Now, occasionally when I hear the sounds of a train I’m thankful Ben was not murdered in cold blood on my bed. I still sleep with the same Care Bear pillowcase, and would really hate to have bloodstains on it. In addition, sometimes I like having him around–you know for fixing my car and hanging shelves.

Always On My Mind

Today marks the beginning of Willie Nelson week. A week devoted entirely to Willie & weed. Since I don’t actually smoke weed, I’ll just add extra basil to my food this week and consider it good enough. You may be asking why devote this particular week. Simple. Ben and I will be taking a trip to St. George on Tuesday to see the great WN in concert.
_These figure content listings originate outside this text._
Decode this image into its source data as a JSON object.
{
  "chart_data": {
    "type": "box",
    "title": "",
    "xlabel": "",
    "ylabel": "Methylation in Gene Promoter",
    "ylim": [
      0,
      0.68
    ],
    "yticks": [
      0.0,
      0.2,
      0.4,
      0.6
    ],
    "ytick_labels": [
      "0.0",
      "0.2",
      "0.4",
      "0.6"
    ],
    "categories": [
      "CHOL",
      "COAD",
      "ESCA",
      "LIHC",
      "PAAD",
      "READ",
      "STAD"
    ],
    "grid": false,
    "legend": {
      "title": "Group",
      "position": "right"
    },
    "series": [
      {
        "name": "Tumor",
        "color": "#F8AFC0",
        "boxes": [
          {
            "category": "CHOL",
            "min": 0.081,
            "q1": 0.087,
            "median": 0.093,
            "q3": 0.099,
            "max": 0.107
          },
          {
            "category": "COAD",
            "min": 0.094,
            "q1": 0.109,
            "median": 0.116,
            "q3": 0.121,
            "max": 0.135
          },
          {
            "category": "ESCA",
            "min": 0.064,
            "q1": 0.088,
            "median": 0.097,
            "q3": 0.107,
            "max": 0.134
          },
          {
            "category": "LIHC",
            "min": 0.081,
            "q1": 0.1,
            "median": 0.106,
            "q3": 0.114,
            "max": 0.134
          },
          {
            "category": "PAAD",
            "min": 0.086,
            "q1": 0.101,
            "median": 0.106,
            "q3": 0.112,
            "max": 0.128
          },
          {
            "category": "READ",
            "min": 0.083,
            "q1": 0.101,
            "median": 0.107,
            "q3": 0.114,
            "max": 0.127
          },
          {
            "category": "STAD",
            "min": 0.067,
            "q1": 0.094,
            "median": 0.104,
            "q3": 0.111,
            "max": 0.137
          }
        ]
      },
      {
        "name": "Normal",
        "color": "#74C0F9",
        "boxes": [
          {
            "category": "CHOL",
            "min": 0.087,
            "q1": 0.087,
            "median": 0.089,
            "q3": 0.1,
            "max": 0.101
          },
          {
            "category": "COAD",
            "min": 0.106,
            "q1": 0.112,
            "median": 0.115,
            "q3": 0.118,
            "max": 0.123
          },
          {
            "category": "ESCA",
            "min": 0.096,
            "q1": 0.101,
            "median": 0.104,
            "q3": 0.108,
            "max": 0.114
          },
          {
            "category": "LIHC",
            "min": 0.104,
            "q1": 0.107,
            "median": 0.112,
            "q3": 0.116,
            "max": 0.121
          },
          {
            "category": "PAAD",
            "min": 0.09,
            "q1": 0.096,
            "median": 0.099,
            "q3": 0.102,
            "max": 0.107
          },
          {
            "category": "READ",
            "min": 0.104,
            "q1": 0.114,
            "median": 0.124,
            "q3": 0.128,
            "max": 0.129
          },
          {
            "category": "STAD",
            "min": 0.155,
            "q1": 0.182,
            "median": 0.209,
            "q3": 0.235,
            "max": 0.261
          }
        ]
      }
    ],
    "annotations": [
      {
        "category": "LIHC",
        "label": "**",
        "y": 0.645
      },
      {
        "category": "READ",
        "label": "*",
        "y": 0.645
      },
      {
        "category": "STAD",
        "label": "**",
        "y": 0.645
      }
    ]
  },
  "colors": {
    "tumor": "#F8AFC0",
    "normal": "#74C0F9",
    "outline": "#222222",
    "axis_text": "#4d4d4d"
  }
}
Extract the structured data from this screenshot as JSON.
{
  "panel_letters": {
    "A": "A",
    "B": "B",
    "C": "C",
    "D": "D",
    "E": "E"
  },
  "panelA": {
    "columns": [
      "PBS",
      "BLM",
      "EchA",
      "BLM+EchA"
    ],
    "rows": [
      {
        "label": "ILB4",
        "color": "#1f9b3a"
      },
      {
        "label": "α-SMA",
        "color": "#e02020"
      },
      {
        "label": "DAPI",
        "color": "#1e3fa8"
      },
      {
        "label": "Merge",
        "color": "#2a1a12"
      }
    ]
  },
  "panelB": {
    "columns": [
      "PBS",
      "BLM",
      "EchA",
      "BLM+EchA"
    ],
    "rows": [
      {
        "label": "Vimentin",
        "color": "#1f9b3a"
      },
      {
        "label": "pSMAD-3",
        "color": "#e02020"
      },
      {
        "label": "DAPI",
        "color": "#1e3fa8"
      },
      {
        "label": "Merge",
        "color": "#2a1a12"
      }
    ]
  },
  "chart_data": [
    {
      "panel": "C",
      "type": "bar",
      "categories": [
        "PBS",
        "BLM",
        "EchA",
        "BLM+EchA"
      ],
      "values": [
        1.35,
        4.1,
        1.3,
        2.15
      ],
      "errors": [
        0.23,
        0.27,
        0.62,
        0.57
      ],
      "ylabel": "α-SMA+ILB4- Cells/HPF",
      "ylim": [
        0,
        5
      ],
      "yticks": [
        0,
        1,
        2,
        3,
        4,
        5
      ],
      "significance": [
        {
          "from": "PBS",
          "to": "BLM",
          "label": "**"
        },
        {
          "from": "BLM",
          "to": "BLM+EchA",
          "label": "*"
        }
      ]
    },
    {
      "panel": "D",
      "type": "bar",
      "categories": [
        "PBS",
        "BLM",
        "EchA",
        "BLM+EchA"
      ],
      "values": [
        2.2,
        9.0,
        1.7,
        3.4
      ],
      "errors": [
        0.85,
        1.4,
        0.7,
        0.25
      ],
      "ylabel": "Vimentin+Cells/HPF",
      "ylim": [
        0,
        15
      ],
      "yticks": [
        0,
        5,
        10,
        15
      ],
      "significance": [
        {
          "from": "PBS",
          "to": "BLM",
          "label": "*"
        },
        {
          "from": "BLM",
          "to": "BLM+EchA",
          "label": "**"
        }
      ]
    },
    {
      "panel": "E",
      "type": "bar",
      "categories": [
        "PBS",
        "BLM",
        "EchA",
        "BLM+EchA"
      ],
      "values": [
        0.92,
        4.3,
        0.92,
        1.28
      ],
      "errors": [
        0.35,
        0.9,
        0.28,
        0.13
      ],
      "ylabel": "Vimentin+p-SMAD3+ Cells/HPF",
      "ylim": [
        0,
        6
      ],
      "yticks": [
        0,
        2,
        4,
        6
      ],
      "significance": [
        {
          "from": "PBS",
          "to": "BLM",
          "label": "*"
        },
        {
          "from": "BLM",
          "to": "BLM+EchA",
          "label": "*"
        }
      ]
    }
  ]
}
We have a small obsession with him. When we were kids my grandparents purchased the Willie Nelson ranch located near Spanish Fork, Utah. I requested my parents change the spelling of my last name from Nielson to Nelson. As usual they marked it up as my “crazy imagination” and the spelling stayed.

The obsession reached its height when I was 12. I hated all things country, with the exception of Willie, Johnny Cash and my beloved grandfather. I fondly remember riding the 4-wheelers around his ranch while trying to keep my hair from being blown out of my side ponytail. I just knew that Willie couldn’t just walk away from the ranch, and that he must secretly fly to Utah every few weeks just to check on things. My family always thought it was odd that I primped before going out on the ranch, but I was convinced Willie was watching me. I had to look good!

I found an old plaid snap shirt in the barn that I still own. I’m convinced it was Willie’s shirt, and hangs proudly at the back of my closet. I may even wear it to the concert, since I probably won’t have time to find pink cowgirl boots in time.